Ah, yes, I can hear the questions and comments now … “From where are you obtaining your data and is it truly generalizable to the population of Applied Statistics Professors?” / “But correlation does not mean causality!” /”How do we know a professor is even great??? Test scores?”
Yes, understanding what constitutes a great professor is challenging. Understanding what makes a great applied statistics professor is even more challenging, as there are so many ways to be great (and so many obstacles that fight against even the greatest of professors.) Even if we identify all of the great traits, it doesn’t mean that simply by adopting them we will then become great ourselves. (Though it’s a pretty good guess that it certainly won’t hurt.) Yet, even though there are real challenges in understanding what constitutes a great professor, it is a task worth attempting.
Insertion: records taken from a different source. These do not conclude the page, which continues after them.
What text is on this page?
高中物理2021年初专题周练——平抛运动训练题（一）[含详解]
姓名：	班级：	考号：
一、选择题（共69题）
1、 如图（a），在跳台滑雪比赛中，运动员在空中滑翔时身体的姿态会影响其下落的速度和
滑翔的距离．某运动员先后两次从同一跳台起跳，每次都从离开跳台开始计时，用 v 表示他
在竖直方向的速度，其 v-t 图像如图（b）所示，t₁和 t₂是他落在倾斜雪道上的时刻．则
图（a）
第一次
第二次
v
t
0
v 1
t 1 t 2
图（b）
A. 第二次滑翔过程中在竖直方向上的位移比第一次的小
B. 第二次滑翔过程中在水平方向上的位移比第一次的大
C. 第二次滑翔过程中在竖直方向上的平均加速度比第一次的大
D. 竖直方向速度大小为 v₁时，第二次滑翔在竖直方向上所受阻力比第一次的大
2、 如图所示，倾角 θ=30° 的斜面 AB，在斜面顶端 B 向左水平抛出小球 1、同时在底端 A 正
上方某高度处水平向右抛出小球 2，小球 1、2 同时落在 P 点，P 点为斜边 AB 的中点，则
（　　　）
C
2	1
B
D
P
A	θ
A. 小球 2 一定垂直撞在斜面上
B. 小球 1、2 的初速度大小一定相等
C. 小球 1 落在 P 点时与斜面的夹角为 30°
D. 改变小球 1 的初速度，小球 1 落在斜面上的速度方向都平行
I recall sitting in a graduate level statistics class. Truth be told, the class was a bit below my skill set. My classmates wondered why I even took this class. I took the class because I heard this particular professor (from outside my department) was one of the best statistics professors students ever had. I sat in the class, not taking lectures on the course material, but on his teaching. He was, indeed, poetry in motion. He was able to provide the pure fundamentals at a level that enabled anyone who put forth enough effort to master the material. Yet, even the most skilled student was never bored in his class, as he would pose questions that had both a surface response and a deeper response. We couldn’t help ourselves but to learn more information in that class. However, as many notes as I took that semester on his teaching, I don’t believe I was ever able to understand what he was exactly doing that made all students learn so much in his classes. That is, I never understood until I started reading about research on the best professors.
Over the course of the next couple of weeks, I am going to review some of the key findings others who have researched this topic have found, as we await a book that I suspect will be worth the money to purchase for us all, The Psychology of Teaching: An empirically based guide to picking, choosing, and using pedagogy, edited by Beth Schwartz and Regan Gurung.
In the mean time, I encourage all sages to think … what makes a great Applied Statistics Professor? I also encourage our ever increasing readership … think about the quality of your teaching? Is there room for improvement? Where are your strengths; where are you weaknesses; what are your goals? What would you like to learn to improve your craft?